From cc1f3b5756666c3dfb47ff92690f282084cd8aad Mon Sep 17 00:00:00 2001
From: Lawrence Mitchell <lmitchell@nvidia.com>
Date: Fri, 27 Sep 2024 09:30:18 +0000
Subject: [PATCH] Fix order-preservation in pandas-compat unsorted groupby

When sort=False is requested in groupby aggregations and pandas
compatibility mode is enabled, we are on the hook to produce the
grouped aggregation result in an order which matches the input key
order.

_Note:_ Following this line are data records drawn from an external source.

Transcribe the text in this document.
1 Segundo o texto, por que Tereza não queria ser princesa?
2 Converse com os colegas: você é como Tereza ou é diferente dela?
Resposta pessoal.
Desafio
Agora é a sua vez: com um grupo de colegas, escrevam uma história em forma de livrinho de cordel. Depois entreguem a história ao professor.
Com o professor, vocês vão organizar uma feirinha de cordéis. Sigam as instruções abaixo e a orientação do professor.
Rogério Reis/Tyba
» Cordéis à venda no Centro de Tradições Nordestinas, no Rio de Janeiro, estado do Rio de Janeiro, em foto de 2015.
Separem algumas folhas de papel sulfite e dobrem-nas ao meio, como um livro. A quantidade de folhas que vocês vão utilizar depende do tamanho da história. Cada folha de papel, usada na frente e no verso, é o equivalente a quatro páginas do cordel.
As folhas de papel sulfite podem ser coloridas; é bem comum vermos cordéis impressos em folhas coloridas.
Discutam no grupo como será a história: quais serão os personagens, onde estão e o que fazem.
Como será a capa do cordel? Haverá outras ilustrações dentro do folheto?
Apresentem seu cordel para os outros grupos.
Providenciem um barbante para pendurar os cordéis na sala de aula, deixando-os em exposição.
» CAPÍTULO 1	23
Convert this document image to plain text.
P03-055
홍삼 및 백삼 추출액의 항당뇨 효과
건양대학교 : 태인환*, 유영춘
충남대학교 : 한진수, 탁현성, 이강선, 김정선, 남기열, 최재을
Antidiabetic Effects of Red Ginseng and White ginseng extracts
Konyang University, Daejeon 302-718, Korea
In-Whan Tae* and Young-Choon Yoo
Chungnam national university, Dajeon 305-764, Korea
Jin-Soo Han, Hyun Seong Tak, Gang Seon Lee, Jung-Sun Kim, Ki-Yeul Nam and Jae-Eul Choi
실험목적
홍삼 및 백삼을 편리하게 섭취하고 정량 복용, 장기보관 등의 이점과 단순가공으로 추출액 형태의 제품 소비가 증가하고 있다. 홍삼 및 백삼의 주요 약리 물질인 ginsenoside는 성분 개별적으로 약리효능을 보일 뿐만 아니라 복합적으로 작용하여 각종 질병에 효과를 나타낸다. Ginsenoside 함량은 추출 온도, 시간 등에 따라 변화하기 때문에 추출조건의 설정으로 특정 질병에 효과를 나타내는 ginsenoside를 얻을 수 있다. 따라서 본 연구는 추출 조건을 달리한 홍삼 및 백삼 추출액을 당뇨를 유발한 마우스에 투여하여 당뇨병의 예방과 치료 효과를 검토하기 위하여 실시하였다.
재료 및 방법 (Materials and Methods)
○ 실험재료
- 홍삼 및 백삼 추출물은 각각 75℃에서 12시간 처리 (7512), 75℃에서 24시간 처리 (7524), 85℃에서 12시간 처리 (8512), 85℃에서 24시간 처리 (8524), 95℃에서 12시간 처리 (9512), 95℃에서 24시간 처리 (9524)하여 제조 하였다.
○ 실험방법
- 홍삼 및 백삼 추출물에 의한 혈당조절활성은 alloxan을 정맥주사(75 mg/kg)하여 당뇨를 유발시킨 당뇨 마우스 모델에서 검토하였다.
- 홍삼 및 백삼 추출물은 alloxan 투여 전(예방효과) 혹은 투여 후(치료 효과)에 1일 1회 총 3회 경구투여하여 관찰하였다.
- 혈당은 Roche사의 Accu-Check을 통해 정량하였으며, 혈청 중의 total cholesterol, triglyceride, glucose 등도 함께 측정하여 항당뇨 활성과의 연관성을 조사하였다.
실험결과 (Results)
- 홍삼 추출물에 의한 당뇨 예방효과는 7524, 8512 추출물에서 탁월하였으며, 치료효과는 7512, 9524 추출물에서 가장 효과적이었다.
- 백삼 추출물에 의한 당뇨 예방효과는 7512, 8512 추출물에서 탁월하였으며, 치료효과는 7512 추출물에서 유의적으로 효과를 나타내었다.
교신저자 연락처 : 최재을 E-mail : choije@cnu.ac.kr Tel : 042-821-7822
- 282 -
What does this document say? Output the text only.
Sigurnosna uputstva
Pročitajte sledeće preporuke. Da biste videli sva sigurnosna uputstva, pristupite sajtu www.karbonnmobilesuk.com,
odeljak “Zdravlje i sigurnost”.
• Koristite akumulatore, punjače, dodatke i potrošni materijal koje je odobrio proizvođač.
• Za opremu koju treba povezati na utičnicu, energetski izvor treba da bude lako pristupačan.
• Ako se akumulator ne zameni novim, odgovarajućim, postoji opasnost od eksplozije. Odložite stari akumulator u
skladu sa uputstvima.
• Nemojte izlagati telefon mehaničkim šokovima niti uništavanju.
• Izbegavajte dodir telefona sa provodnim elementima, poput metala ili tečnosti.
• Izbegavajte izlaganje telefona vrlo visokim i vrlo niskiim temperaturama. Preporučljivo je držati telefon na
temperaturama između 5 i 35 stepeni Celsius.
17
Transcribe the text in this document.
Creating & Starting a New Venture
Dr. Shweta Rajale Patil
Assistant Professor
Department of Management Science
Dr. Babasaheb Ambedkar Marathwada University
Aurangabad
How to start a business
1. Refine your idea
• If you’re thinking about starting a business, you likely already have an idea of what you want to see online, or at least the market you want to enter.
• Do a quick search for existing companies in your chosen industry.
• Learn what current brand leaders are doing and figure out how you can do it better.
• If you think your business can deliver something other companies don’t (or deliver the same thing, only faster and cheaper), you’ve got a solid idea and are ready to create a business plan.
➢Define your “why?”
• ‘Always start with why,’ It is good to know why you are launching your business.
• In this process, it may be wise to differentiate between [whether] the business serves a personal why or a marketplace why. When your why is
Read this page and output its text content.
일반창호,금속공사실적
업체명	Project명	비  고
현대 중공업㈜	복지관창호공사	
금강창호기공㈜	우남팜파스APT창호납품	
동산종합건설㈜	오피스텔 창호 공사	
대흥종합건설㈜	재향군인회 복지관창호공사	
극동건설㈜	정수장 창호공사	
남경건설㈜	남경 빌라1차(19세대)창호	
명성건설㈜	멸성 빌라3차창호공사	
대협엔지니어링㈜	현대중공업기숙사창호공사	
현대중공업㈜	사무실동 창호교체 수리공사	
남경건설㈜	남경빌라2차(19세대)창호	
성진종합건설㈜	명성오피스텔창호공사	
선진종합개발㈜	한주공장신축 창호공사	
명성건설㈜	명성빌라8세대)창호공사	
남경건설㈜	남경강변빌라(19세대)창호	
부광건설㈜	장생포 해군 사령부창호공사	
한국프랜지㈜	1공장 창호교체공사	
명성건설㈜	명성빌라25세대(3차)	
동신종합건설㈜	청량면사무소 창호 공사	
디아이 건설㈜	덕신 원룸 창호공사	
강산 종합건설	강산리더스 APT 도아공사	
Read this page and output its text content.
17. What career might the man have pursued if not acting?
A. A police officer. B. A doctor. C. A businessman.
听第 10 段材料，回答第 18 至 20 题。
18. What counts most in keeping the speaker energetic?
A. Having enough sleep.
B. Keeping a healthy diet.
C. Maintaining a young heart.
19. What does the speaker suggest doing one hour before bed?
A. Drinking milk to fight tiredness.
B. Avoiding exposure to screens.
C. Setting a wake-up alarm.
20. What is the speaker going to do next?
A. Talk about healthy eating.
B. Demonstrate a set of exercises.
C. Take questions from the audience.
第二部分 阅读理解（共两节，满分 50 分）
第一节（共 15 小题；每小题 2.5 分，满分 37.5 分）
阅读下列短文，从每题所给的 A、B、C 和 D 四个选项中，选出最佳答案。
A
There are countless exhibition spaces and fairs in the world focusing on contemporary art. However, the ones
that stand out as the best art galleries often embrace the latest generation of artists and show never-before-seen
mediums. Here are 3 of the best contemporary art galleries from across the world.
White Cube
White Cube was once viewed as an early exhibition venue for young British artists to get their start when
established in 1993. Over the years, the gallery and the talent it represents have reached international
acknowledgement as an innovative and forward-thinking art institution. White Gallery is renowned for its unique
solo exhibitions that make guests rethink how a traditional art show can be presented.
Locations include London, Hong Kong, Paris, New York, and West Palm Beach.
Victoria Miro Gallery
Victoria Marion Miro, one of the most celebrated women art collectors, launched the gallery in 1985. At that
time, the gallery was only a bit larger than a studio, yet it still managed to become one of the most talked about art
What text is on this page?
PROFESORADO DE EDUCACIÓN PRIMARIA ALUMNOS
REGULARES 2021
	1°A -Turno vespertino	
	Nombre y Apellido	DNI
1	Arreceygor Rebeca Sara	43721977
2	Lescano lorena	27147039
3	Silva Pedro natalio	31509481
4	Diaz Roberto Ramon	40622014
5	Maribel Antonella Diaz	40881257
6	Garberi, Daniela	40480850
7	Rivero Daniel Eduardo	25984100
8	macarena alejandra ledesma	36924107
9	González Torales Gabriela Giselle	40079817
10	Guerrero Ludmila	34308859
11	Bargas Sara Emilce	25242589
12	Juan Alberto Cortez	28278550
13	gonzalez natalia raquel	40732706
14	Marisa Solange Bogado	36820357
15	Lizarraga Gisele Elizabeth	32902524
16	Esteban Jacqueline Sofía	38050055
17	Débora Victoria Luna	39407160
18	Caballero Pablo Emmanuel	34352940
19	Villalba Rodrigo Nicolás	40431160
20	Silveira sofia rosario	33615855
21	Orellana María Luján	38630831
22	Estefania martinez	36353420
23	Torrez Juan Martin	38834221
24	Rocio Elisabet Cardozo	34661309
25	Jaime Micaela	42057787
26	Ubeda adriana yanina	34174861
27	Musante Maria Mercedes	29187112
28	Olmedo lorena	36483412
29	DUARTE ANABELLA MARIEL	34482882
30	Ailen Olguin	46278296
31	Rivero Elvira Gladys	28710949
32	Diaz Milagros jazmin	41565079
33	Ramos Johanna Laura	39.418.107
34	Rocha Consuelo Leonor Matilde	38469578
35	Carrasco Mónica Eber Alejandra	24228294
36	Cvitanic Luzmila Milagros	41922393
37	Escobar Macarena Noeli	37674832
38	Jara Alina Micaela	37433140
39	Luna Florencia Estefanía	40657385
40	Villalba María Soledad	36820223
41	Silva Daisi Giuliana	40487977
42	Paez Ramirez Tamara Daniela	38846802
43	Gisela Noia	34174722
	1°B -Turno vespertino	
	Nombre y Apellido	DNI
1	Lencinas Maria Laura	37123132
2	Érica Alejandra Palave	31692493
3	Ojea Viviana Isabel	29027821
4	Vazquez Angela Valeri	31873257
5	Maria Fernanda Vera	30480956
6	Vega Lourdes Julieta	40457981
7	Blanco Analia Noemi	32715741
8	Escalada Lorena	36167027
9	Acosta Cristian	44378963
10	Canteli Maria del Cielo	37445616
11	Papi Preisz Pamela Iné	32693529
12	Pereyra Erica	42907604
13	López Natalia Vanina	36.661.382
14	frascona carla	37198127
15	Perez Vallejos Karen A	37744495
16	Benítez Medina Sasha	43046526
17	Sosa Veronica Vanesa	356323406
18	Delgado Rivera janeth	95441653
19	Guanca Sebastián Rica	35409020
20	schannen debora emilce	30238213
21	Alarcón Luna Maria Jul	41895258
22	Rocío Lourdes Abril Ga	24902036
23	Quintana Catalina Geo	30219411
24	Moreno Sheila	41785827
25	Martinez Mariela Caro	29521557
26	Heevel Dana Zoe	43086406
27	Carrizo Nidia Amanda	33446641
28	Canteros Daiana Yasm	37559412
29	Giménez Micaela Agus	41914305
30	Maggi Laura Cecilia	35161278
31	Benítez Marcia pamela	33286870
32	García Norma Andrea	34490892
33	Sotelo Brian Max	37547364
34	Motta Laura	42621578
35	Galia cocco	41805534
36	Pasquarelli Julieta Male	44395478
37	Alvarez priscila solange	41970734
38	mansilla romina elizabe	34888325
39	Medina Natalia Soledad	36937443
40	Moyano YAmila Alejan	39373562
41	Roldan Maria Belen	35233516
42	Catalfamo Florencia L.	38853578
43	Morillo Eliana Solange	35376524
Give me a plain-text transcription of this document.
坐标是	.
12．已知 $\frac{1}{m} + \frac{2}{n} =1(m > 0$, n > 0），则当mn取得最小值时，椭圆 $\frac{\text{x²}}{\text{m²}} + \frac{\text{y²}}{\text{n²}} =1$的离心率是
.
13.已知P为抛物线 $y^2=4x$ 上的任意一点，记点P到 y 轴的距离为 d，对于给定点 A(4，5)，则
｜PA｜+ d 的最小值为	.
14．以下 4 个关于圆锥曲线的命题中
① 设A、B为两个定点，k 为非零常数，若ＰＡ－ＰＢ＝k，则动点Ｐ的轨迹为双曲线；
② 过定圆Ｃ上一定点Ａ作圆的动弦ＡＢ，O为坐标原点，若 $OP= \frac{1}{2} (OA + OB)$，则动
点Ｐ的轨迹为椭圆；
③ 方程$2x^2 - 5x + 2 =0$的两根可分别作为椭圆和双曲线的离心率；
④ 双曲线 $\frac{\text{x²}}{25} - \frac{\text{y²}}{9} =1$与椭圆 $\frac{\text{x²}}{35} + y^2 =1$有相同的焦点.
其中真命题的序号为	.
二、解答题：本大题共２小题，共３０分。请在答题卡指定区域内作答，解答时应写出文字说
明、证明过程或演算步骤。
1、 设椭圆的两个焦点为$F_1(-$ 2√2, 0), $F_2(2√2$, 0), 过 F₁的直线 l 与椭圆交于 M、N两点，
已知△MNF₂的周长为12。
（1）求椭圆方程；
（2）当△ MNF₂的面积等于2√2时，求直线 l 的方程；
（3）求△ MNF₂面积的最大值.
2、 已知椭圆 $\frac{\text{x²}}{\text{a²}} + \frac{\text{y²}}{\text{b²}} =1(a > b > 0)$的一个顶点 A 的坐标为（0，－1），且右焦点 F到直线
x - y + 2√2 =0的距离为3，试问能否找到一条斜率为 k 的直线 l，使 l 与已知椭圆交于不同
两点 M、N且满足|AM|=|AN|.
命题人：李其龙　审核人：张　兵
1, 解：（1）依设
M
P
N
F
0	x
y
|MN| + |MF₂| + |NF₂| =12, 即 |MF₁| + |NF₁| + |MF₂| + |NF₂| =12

We previously nearly did this, but the reordering relied on
the (incorrect) assumption that when joining two tables with a left
join, the resulting gather map for the left table is the identity.
This is not the case.

To fix this, we must permute the right (result) table gather map by
the ordering that makes the left map the identity (AKA, sort by key
with the left map as keys) before permuting the result.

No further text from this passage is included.